Now as Gloria sat in the dinette with her that morning in May, she noticed for the first time that Fern’s ears were pitifully gigantic, that her long face, which had never seemed
that
long, could not bear the burden of the youthful pony-tail style which Fern inflicted on it. Her hair itself was also different somehow. It suffered too obviously the abuse of once-a-week bad rinses, which Fern administered herself rather than go to a beauty parlor and admit it was dyed. Everything about Fern was different in Gloria Wealdon’s eyes.

“Honestly!” Fern said again, and her voice no longer seemed husky and theatrical (it was raucous and “upstate”), “you’ve got the whole
country
on its ear! Right on its ear, honey! My gawd, I suppose I ought to be serving you coffee in there!” She waved a long, red-nailed hand toward the large dining room around the corner from the dinette.

Gloria could remember when she had no other wish than to live like the Fultons, cushioned in luxurious comfort, wallowing in wall-to-wall, all-wool rugs, warming your brandy with palms cupped around crystal snifters after dinner, talking of trading in last year’s Lincoln for the new model.

Now she thought of the simple, elegant modern furniture in her agent’s duplex, of the chic parquet floors which Pitts would not let even a scatter rug violate, of the three kinds of wine he invariably served at dinner, and of his small, low-hung Sunbeam Talbot in which they had raced back and forth to Greenwich for “bites to eat” on star-splashed spring nights.

She said, “A lot of people are angry about my book, aren’t they?” glancing out of the window to the yard, where Freddy Fulton was fussing with the hedges. Beside him, following him around the way she followed him everywhere — just as Gloria had described it in her novel — was Virginia, the Fultons’ ugly teen-age daughter.

“Freddy thinks you’ve made Ginny’s complex worse, that’s all,” Fern said, toying with her coffee spoon. “I’m sorry he was rude, but he’s so damnably over-protective! Glo, you hit the nail right on the head!

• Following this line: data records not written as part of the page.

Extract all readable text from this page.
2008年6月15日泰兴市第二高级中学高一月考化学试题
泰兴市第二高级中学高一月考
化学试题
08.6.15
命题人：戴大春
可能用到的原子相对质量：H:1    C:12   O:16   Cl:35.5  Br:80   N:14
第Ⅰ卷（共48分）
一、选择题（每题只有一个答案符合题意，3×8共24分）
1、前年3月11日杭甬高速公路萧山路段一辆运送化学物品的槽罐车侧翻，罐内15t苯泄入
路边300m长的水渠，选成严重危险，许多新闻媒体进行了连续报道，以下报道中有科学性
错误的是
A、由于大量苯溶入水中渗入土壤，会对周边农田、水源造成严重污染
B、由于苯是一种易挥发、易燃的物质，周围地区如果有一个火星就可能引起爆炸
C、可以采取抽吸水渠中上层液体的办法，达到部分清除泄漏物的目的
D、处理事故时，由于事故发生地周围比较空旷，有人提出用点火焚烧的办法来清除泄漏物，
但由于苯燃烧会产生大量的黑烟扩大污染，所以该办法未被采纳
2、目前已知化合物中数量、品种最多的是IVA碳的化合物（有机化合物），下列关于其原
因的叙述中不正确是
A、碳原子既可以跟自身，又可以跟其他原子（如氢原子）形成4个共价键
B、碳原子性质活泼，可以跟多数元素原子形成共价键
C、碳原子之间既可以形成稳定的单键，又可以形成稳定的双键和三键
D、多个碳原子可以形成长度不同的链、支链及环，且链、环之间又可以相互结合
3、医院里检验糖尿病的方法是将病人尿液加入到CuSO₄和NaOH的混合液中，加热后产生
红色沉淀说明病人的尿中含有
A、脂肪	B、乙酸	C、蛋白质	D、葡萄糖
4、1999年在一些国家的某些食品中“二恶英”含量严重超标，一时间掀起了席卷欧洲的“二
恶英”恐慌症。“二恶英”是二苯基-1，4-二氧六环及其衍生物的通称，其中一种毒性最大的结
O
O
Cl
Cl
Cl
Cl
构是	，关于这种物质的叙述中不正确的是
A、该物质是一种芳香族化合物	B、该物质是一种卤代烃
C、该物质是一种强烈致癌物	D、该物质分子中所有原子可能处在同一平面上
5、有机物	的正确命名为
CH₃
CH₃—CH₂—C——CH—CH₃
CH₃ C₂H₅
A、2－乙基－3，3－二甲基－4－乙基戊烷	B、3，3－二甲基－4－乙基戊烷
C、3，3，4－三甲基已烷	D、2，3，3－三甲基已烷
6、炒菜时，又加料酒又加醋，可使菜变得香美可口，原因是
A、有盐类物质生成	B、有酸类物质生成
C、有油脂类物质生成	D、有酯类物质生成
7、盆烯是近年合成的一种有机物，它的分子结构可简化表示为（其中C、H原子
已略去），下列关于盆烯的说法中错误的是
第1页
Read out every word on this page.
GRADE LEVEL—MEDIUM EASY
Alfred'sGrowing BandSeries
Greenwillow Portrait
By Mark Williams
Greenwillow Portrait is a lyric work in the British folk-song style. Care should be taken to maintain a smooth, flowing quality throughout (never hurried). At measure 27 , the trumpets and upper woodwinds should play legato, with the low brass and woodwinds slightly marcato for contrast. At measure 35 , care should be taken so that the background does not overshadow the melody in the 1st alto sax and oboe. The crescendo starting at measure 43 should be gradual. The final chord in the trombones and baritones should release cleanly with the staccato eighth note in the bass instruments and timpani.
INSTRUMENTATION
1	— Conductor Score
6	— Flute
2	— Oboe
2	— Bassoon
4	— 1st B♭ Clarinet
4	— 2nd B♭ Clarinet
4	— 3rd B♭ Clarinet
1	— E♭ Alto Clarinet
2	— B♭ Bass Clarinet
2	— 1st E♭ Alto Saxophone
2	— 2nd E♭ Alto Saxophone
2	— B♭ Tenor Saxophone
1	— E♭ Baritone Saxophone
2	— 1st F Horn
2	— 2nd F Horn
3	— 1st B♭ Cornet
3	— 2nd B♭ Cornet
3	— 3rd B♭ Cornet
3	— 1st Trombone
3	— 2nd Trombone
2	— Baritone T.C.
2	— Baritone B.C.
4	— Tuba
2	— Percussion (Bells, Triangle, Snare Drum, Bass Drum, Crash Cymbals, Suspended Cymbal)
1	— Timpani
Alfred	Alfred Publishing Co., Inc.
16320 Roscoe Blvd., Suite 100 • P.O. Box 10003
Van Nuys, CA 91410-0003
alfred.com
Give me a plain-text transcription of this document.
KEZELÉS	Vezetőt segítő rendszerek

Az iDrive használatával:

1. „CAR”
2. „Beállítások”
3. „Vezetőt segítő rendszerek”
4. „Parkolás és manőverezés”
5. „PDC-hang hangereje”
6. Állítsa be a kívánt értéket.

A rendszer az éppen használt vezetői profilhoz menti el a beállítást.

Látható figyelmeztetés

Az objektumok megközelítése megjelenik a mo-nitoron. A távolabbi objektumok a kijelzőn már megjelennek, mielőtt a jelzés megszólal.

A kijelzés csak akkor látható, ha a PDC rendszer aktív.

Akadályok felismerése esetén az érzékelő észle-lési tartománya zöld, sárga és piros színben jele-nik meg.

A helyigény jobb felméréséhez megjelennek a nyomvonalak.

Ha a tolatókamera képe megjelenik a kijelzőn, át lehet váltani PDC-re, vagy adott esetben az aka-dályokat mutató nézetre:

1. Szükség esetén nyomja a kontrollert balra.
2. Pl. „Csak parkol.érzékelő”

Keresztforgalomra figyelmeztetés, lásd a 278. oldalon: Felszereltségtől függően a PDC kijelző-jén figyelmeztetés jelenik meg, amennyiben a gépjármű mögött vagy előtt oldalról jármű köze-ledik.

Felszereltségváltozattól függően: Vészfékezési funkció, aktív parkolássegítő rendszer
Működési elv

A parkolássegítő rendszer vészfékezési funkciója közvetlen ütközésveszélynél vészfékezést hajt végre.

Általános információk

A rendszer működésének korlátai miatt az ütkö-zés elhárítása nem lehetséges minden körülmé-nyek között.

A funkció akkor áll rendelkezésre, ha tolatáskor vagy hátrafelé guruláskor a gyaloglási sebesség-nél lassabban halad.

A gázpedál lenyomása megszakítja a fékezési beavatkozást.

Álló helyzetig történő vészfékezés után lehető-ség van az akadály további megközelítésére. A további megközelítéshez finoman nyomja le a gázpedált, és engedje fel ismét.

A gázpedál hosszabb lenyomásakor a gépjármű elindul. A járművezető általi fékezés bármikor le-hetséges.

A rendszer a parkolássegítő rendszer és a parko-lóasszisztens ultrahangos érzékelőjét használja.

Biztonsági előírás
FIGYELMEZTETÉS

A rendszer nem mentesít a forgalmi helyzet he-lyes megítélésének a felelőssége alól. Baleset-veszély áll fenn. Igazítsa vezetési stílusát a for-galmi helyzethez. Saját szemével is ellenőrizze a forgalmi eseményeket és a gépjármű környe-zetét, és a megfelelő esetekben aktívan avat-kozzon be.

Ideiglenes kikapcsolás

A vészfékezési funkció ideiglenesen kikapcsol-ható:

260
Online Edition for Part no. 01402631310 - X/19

It’s as though we were supposed to do penance or something because Ginny’s eyes are slightly crossed.”

Slightly!
Glo winced. In the novel, Glo had made Ginny lisp instead.

That morning when she had arrived at the Fultons’, neither Freddy nor Virginia had spoken.

“And of course,” Fern Fulton said, “Freddy imagines himself as something of a Lothario. I suppose his ego was hurt because you showed how uxorious he is. That’s a divine word, darling — uxorious! I had to look it up in the dictionary.”